As a part of Dr. Pirotte’s lectures he emphasized the proliferation of research papers in recent years that provide scientific underpinning to the principles and practices of behavioral optometry that have long been a part of the protocols that were established by the pioneers beginning in the 1950’s. He cited as one example a research paper from the Mayo clinic asserting the importance of saccadic eye movements in reading. In a dramatic example drawn from his own practice Dr.

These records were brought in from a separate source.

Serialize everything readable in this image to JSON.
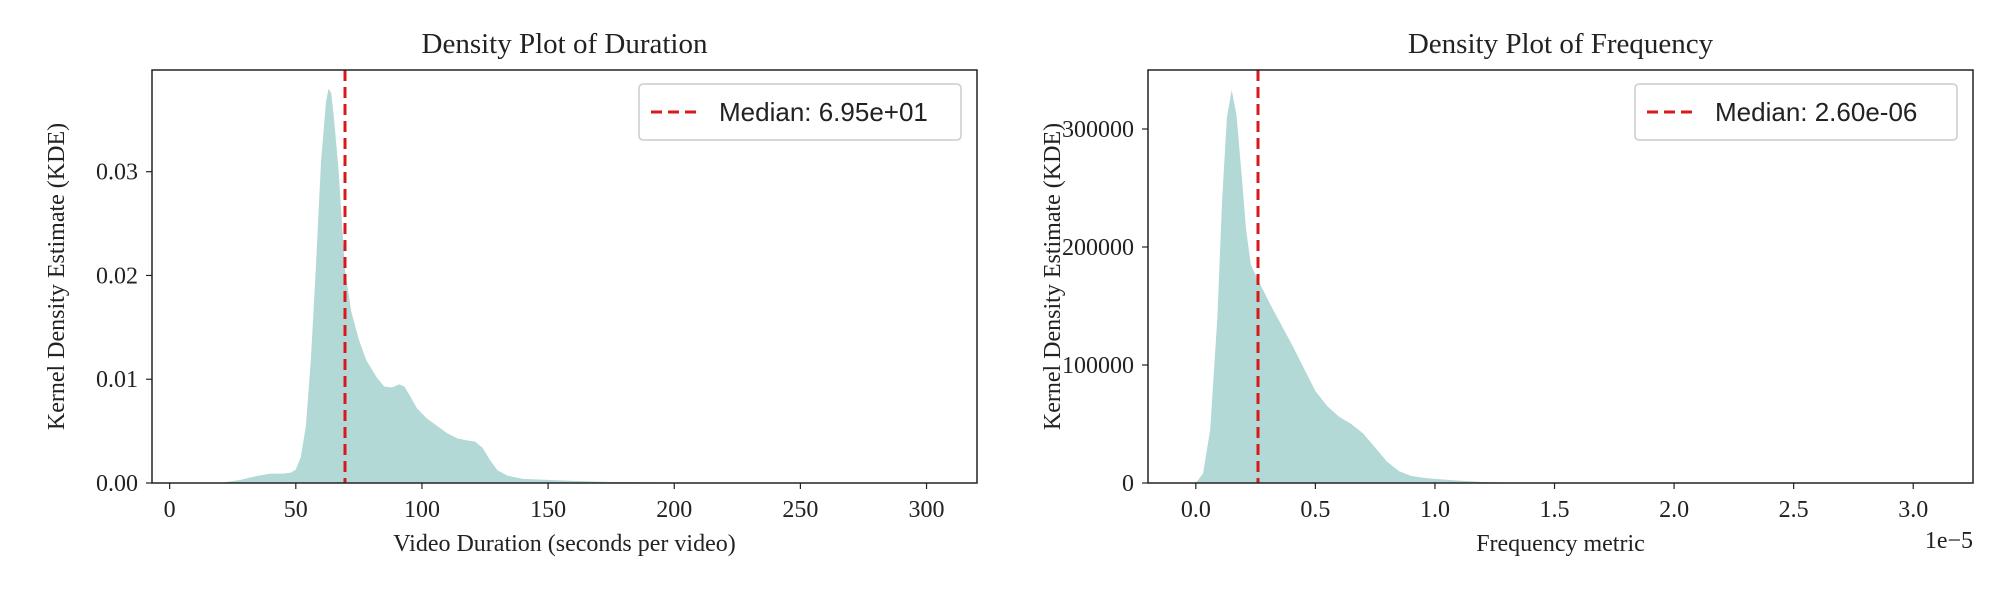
{
  "chart_data": [
    {
      "type": "area",
      "title": "Density Plot of Duration",
      "xlabel": "Video Duration (seconds per video)",
      "ylabel": "Kernel Density Estimate (KDE)",
      "xlim": [
        -7,
        320
      ],
      "ylim": [
        0,
        0.0398
      ],
      "x_ticks": [
        0,
        50,
        100,
        150,
        200,
        250,
        300
      ],
      "x_tick_labels": [
        "0",
        "50",
        "100",
        "150",
        "200",
        "250",
        "300"
      ],
      "y_ticks": [
        0,
        0.01,
        0.02,
        0.03
      ],
      "y_tick_labels": [
        "0.00",
        "0.01",
        "0.02",
        "0.03"
      ],
      "offset_text": "",
      "grid": false,
      "legend_position": "upper-right",
      "fill_color": "#b2d9d5",
      "median_line_color": "#d7191c",
      "median": {
        "value": 69.5,
        "label": "Median: 6.95e+01"
      },
      "series": [
        {
          "x": [
            20,
            28,
            35,
            40,
            45,
            48,
            50,
            52,
            54,
            56,
            58,
            60,
            62,
            63,
            64,
            65,
            67,
            69.5,
            72,
            75,
            78,
            82,
            85,
            88,
            91,
            93,
            95,
            98,
            102,
            106,
            110,
            114,
            118,
            121,
            124,
            127,
            130,
            134,
            140,
            150,
            160,
            175,
            200,
            230,
            260,
            300
          ],
          "y": [
            0,
            0.0003,
            0.0007,
            0.0009,
            0.0009,
            0.001,
            0.0013,
            0.0025,
            0.0055,
            0.012,
            0.021,
            0.031,
            0.0368,
            0.038,
            0.0376,
            0.0355,
            0.03,
            0.0205,
            0.0165,
            0.0138,
            0.0118,
            0.0102,
            0.0093,
            0.0092,
            0.0095,
            0.0093,
            0.0085,
            0.0072,
            0.0062,
            0.0055,
            0.0048,
            0.0043,
            0.0041,
            0.004,
            0.0034,
            0.0022,
            0.0012,
            0.0007,
            0.0004,
            0.0003,
            0.0002,
            0.0001,
            5e-05,
            2e-05,
            0,
            0
          ]
        }
      ]
    },
    {
      "type": "area",
      "title": "Density Plot of Frequency",
      "xlabel": "Frequency metric",
      "ylabel": "Kernel Density Estimate (KDE)",
      "xlim": [
        -2e-06,
        3.25e-05
      ],
      "ylim": [
        0,
        350000
      ],
      "x_ticks": [
        0,
        5e-06,
        1e-05,
        1.5e-05,
        2e-05,
        2.5e-05,
        3e-05
      ],
      "x_tick_labels": [
        "0.0",
        "0.5",
        "1.0",
        "1.5",
        "2.0",
        "2.5",
        "3.0"
      ],
      "y_ticks": [
        0,
        100000,
        200000,
        300000
      ],
      "y_tick_labels": [
        "0",
        "100000",
        "200000",
        "300000"
      ],
      "offset_text": "1e−5",
      "grid": false,
      "legend_position": "upper-right",
      "fill_color": "#b2d9d5",
      "median_line_color": "#d7191c",
      "median": {
        "value": 2.6e-06,
        "label": "Median: 2.60e-06"
      },
      "series": [
        {
          "x": [
            0,
            3e-07,
            6e-07,
            9e-07,
            1.1e-06,
            1.3e-06,
            1.5e-06,
            1.7e-06,
            1.9e-06,
            2.1e-06,
            2.3e-06,
            2.6e-06,
            2.9e-06,
            3.2e-06,
            3.6e-06,
            4e-06,
            4.5e-06,
            5e-06,
            5.5e-06,
            6e-06,
            6.5e-06,
            7e-06,
            7.5e-06,
            8e-06,
            8.5e-06,
            9e-06,
            9.5e-06,
            1e-05,
            1.1e-05,
            1.2e-05,
            1.3e-05,
            1.5e-05,
            2e-05,
            3.1e-05
          ],
          "y": [
            0,
            8000,
            45000,
            140000,
            240000,
            310000,
            333000,
            312000,
            265000,
            215000,
            185000,
            172000,
            160000,
            148000,
            133000,
            118000,
            98000,
            78000,
            65000,
            56000,
            50000,
            42000,
            30000,
            18000,
            10000,
            6000,
            4500,
            3500,
            2000,
            800,
            300,
            100,
            0,
            0
          ]
        }
      ]
    }
  ]
}
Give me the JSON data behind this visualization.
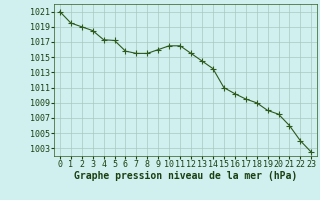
{
  "x": [
    0,
    1,
    2,
    3,
    4,
    5,
    6,
    7,
    8,
    9,
    10,
    11,
    12,
    13,
    14,
    15,
    16,
    17,
    18,
    19,
    20,
    21,
    22,
    23
  ],
  "y": [
    1021,
    1019.5,
    1019,
    1018.5,
    1017.3,
    1017.2,
    1015.8,
    1015.5,
    1015.5,
    1016,
    1016.5,
    1016.5,
    1015.5,
    1014.5,
    1013.5,
    1011,
    1010.2,
    1009.5,
    1009,
    1008,
    1007.5,
    1006,
    1004,
    1002.5
  ],
  "line_color": "#2d5a1b",
  "marker": "+",
  "markersize": 4,
  "linewidth": 0.8,
  "bg_color": "#d0f0f0",
  "grid_color": "#a8c8c0",
  "plot_bg_color": "#d0f0f0",
  "title": "Graphe pression niveau de la mer (hPa)",
  "ylabel_ticks": [
    1003,
    1005,
    1007,
    1009,
    1011,
    1013,
    1015,
    1017,
    1019,
    1021
  ],
  "xlim": [
    -0.5,
    23.5
  ],
  "ylim": [
    1002,
    1022
  ],
  "xlabel_ticks": [
    0,
    1,
    2,
    3,
    4,
    5,
    6,
    7,
    8,
    9,
    10,
    11,
    12,
    13,
    14,
    15,
    16,
    17,
    18,
    19,
    20,
    21,
    22,
    23
  ],
  "tick_fontsize": 6,
  "title_fontsize": 7,
  "title_color": "#1a4010",
  "tick_color": "#1a4010",
  "spine_color": "#2d5a1b"
}
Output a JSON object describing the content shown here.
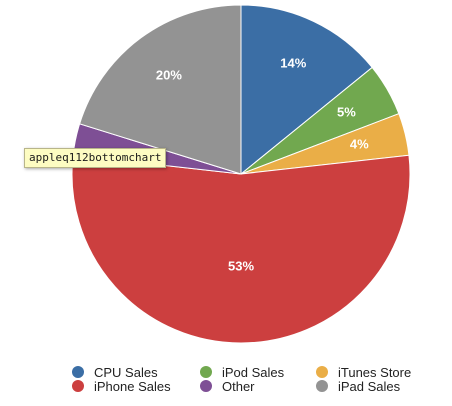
{
  "tooltip": {
    "text": "appleq112bottomchart"
  },
  "chart_data": {
    "type": "pie",
    "title": "",
    "slices": [
      {
        "name": "CPU Sales",
        "value": 14,
        "label": "14%",
        "color": "#3b6ea5"
      },
      {
        "name": "iPod Sales",
        "value": 5,
        "label": "5%",
        "color": "#71a84f"
      },
      {
        "name": "iTunes Store",
        "value": 4,
        "label": "4%",
        "color": "#eaae47"
      },
      {
        "name": "iPhone Sales",
        "value": 53,
        "label": "53%",
        "color": "#cc3f3f"
      },
      {
        "name": "Other",
        "value": 3,
        "label": "",
        "color": "#7e4f95"
      },
      {
        "name": "iPad Sales",
        "value": 20,
        "label": "20%",
        "color": "#939393"
      }
    ],
    "start_angle_deg": 0,
    "direction": "clockwise",
    "legend_position": "bottom",
    "legend_order": [
      "CPU Sales",
      "iPod Sales",
      "iTunes Store",
      "iPhone Sales",
      "Other",
      "iPad Sales"
    ]
  }
}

Pirotte showed a video of the improvement in posture and gait achieved immediately with the application of yoked prisms for a young man who had sustained a severe concussion in a fall on the ice during a hockey game.
 
As part of the program Dr. Pirotte presented a lecture on vision and learning for the general optometric community as well as the faculty and students of the College. Following the lecture Dr. Pirotte participated in a symposium on the future of optometric practice and the economics of a behavioral optometry. He was joined in this session by Dr. Bud O’Leary, who has a private practice in Reading Massachusetts and Dr. Richard Laudon of the New England College of Optometry. Dr. Laudon was an organizer of Dr. Perrot’s visit as well as of this symposium.